There’s more: insulin is important for brain function. People tend to forget that the brain is a muscle. It needs energy too, and the primary energy source is glucose, and glucose is a sugar, and a sugar is a carbohydrate. This means your grey matter depends on insulin to transport brain-food. As Mark Bittman points out, “low insulin levels in the brain mean reduced brain function.” When the body is unable to transport glucose to the brain you develop memory loss…much like Alzheimer’s. There may not be a strict one to one relationship between Diabetes 1 , 2 and Alzheimer’s, but researchers believe these diseases have their origins in a failure of the endocrine system, which produces insulin. In fact, some researchers are so confident in the connection they’ve begun referring to Alzheimer’s as Type 3 diabetes. The relationship to insulin implies something else. Your diet matters. If you’re concerned about getting Alzheimer’s and your diet plays like a 3 hour block of Food Network programming, you’re not doing yourself any favors.
As for the peanut allergy, this represents good news when it comes to detecting Alzheimer’s early. University of Florida researchers are developing a test for the disease through the use of peanut butter. It turns out those in the early stages of the disease lose their sense of smell, particularly in the left nostril. Peanut butter is detected exclusively by the olfactory nerve, which deteriorates in the presence of Alzheimer’s. In the case of peanut butter, no other nerve can pick up the slack. According to the research, a false negative is highly unlikely.

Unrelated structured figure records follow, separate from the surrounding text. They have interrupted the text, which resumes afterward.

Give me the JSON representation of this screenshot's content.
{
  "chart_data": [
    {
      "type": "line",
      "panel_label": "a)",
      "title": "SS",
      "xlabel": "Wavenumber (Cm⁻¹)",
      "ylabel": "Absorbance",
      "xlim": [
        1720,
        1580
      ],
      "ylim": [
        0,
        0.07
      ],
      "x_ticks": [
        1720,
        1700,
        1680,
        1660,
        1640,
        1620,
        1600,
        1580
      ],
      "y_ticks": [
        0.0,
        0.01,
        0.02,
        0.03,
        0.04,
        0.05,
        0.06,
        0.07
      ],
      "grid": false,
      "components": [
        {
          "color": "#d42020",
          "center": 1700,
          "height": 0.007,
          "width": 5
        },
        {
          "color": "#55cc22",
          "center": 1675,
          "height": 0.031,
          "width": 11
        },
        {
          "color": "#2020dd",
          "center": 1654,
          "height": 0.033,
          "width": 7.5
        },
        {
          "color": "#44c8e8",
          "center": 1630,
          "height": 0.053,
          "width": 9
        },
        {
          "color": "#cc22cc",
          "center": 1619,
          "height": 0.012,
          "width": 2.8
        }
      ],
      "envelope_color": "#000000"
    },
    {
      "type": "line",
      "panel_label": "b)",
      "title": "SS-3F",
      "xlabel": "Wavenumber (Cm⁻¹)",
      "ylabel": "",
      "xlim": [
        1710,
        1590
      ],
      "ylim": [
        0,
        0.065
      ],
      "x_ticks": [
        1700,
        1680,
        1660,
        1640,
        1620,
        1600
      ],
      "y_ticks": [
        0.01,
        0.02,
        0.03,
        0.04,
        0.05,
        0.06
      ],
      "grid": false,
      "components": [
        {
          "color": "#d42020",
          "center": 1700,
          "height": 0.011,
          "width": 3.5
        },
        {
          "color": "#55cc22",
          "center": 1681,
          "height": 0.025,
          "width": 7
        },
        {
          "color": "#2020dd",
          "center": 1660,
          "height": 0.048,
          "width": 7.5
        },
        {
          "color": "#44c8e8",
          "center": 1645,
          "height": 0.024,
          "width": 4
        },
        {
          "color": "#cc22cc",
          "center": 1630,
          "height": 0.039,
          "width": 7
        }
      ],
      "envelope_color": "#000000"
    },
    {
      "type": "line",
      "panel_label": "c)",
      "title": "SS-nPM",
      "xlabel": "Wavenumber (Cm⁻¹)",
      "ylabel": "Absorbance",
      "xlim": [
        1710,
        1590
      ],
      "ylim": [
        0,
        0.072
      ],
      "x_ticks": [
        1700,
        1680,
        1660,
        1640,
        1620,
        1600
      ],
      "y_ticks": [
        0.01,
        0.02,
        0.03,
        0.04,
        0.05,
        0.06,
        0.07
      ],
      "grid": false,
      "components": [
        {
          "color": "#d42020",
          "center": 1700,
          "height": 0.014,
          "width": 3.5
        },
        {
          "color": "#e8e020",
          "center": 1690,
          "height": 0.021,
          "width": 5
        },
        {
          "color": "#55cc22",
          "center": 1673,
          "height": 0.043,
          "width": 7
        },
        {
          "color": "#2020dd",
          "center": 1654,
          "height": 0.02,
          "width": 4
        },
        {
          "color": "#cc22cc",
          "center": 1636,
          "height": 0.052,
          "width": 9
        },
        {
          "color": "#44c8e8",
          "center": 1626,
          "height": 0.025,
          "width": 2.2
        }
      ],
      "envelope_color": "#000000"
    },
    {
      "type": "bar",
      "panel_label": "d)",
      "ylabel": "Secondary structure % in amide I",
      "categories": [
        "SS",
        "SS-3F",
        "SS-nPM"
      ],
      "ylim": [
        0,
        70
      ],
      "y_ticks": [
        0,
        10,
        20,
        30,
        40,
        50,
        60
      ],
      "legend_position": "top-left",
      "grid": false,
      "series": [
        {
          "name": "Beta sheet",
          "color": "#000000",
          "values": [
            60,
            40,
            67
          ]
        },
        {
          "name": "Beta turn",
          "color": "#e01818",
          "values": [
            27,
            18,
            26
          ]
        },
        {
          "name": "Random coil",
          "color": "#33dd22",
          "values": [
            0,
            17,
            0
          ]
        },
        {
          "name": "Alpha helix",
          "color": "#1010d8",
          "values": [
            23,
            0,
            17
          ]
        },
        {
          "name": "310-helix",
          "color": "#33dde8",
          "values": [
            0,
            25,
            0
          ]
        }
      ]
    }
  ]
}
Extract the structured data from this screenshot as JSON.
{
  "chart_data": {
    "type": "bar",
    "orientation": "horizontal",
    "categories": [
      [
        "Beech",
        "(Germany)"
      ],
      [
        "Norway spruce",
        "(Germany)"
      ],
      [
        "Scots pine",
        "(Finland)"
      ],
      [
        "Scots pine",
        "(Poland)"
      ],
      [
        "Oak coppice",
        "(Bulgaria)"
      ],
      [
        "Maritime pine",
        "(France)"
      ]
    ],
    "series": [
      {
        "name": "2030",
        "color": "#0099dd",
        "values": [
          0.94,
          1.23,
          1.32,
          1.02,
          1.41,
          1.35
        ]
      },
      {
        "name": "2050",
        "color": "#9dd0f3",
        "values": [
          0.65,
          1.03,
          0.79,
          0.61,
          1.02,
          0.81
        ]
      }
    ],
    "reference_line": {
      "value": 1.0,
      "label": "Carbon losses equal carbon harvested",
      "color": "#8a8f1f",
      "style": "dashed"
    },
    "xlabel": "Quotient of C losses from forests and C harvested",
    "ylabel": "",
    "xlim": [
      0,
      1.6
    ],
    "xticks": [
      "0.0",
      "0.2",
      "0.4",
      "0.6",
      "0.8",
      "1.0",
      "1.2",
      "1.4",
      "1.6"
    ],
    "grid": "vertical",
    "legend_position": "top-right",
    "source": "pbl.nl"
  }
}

These developments represent great news. Scientists are closer to understanding both the root causes of Alzheimer’s as well as developing methods for early detection. In turn, this will streamline the process of researching viable cures, while early detection will allow for preemptive treatment. Patients will meet the disease head on, ready to show this bully who’s boss. Our fears are shaped by what we don’t know, and Alzheimer’s has been a stubborn, dense enigma. As more is learned about the disease, the less intimidating it becomes. Our fear is replaced with hope. Remember, Alzheimer’s is not an unknowable; in fact, it’s just a sickly nerd, a diabetic with a peanut allergy.